La qualité de nos mots
Comment nous servons-nous des mots que nous énonçons ? Nous les prononçons de différentes manières : ils peuvent être délicats et favoriser la vie, comme la pluie, ou au contraire, ils peuvent être violents et anéantir ceux qui les reçoivent, lourds comme de la grêle. Parfois, leur « saveur » est évidente. Si j’éprouve de l’affection et de l’estime pour une personne, alors les mots que je prononce seront respectueux, constructifs, amicaux.
Si, en revanche, je suis instinctivement animé par des sentiments d’antipathie, de rébellion et d’intolérance, voire si je suis emporté par un élan de vengeance, mes mots risquent alors fortement d’être destructeurs. Des grêlons glacials.
Le fait est que, dans la grande majorité des cas, nous ne nous trouvons pas dans une position aussi claire et définie d’amitié bienveillante, ou au contraire, d’hostilité intense. La plupart du temps, nous entrons en relation avec les autres en habitant des territoires existentiels hybrides, en apportant avec nous des forces contradictoires, des motivations confuses, des fatigues et des peurs inconscientes. Nous risquons ainsi de répondre méchamment surtout aux personnes que nous aimons le plus, comme nos amis ou notre famille. Ou bien nous nous retrouvons à dialoguer en affichant de grands sourires avec des personnes qui n’ont aucun lien affectif avec nous, que nous craignons peut-être ou envers lesquelles nous nous sentons obligés de maintenir une attitude bienveillante ou, simplement polie.
Bref, la qualité des mots qui sortent de notre bouche n’est pas si évidente.
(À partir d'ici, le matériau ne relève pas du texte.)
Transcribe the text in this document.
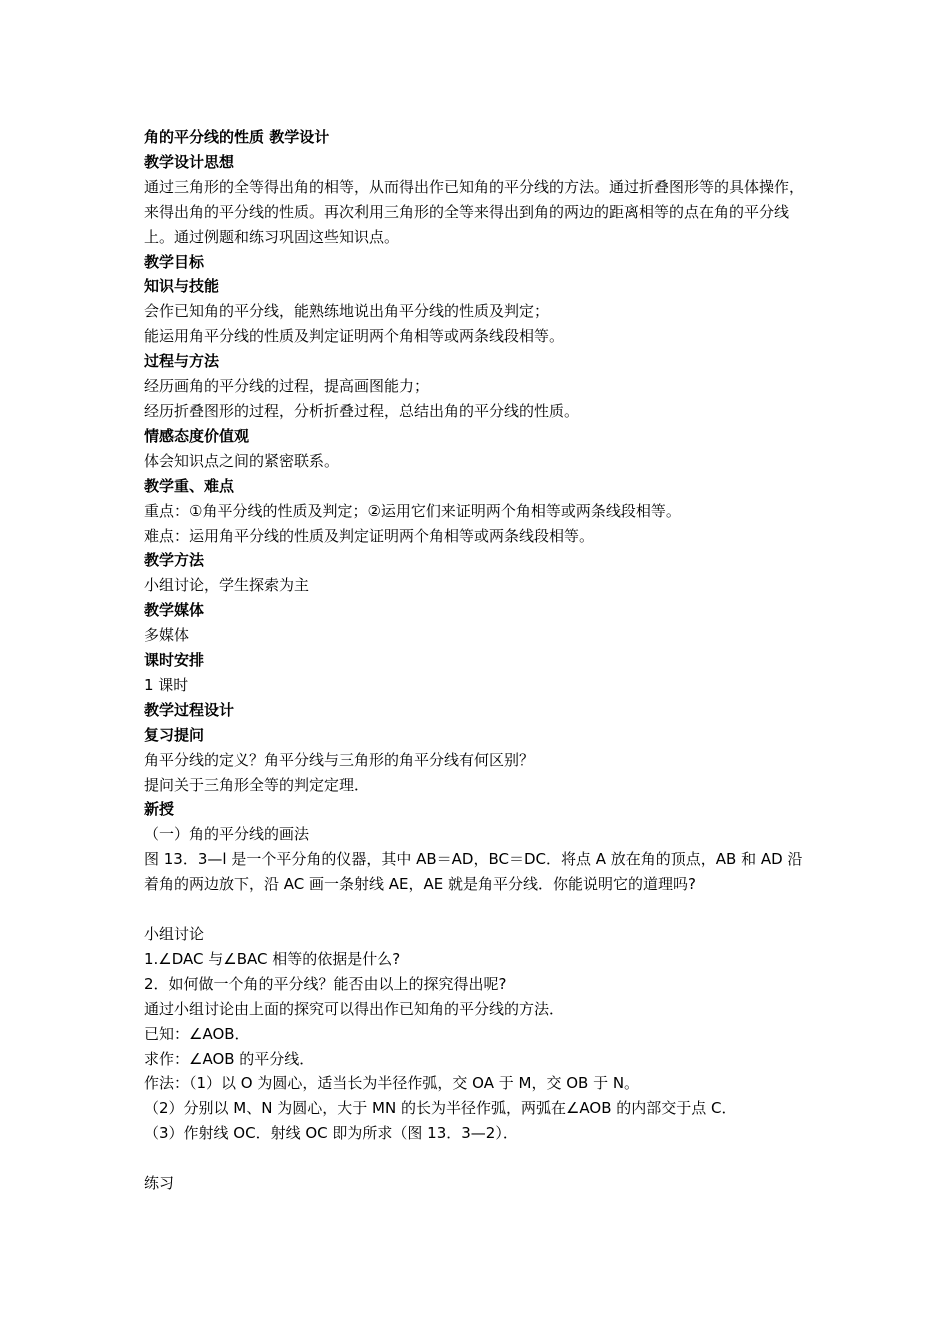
角的平分线的性质 教学设计

教学设计思想

通过三角形的全等得出角的相等，从而得出作已知角的平分线的方法。通过折叠图形等的具体操作，来得出角的平分线的性质。再次利用三角形的全等来得出到角的两边的距离相等的点在角的平分线上。通过例题和练习巩固这些知识点。

教学目标

知识与技能

会作已知角的平分线，能熟练地说出角平分线的性质及判定；

能运用角平分线的性质及判定证明两个角相等或两条线段相等。

过程与方法

经历画角的平分线的过程，提高画图能力；

经历折叠图形的过程，分析折叠过程，总结出角的平分线的性质。

情感态度价值观

体会知识点之间的紧密联系。

教学重、难点

重点：①角平分线的性质及判定；②运用它们来证明两个角相等或两条线段相等。

难点：运用角平分线的性质及判定证明两个角相等或两条线段相等。

教学方法

小组讨论，学生探索为主

教学媒体

多媒体

课时安排

1 课时

教学过程设计

复习提问

角平分线的定义？角平分线与三角形的角平分线有何区别？

提问关于三角形全等的判定定理．

新授

（一）角的平分线的画法

图 13．3—l 是一个平分角的仪器，其中 AB＝AD，BC＝DC．将点 A 放在角的顶点，AB 和 AD 沿着角的两边放下，沿 AC 画一条射线 AE，AE 就是角平分线．你能说明它的道理吗?

小组讨论

1.∠DAC 与∠BAC 相等的依据是什么?

2．如何做一个角的平分线？能否由以上的探究得出呢?

通过小组讨论由上面的探究可以得出作已知角的平分线的方法．

已知：∠AOB．

求作：∠AOB 的平分线．

作法：（1）以 O 为圆心，适当长为半径作弧，交 OA 于 M，交 OB 于 N。

（2）分别以 M、N 为圆心，大于 MN 的长为半径作弧，两弧在∠AOB 的内部交于点 C．

（3）作射线 OC．射线 OC 即为所求（图 13．3—2）．

练习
Souvent, ce sont des perles de partage qui élargissent l’horizon de notre existence, apportant de la joie et une nouvelle sève, exactement comme le fait la pluie lorsqu’elle tombe sur un sol aride. Dans d’autres cas, nos mots sont plutôt des pierres pointues qui s’enfoncent dans le cœur des autres, générant des blessures amères, abîmant douloureusement l’âme, comme le fait la grêle. Toute l’ambivalence de nos mots ressort, par exemple, lorsqu’ils naissent de cette déclaration : « Je suis une personne sincère et donc je dis ce que je pense ». La motivation est bonne : le désir d’être sincère. Le résultat est très souvent néfaste : au nom de la « sincérité », on prononce des jugements, des accusations, des expressions de dévalorisation qui étouffent l’autre. C’est le cas où la soi-disant sincérité isole une personne comme une fleur au milieu d’un terrain stérile, l’empêchant de vivre, de s’épanouir. Écrasée sous des montagnes de grêle.
Faut-il donc faire semblant ? Faire comme si de rien n’était et renoncer à la sincérité ? Cela ne semble pas non plus être une bonne stratégie. Nous nous retrouverions à jouer la comédie en feignant à droite et à gauche des sourires. Nous pourrions cependant être responsables, tirer parti de notre intelligence et nous demander : « Qu’est-ce que je veux obtenir avec mes mots ? Quelle est ma véritable intention ? Blesser ou faire vivre ? De manière banale, si l’on veut, nous pourrions renverser les termes de l’intention : non pas « dire ce que l’on pense », mais « penser à ce que l’on dit ». Cela ne revient pas à se taire, à tout cacher. Il s’agit plutôt d’être moins impulsif lorsque nous parlons et apprendre à dire ce qui nous tient à cœur dans la vie.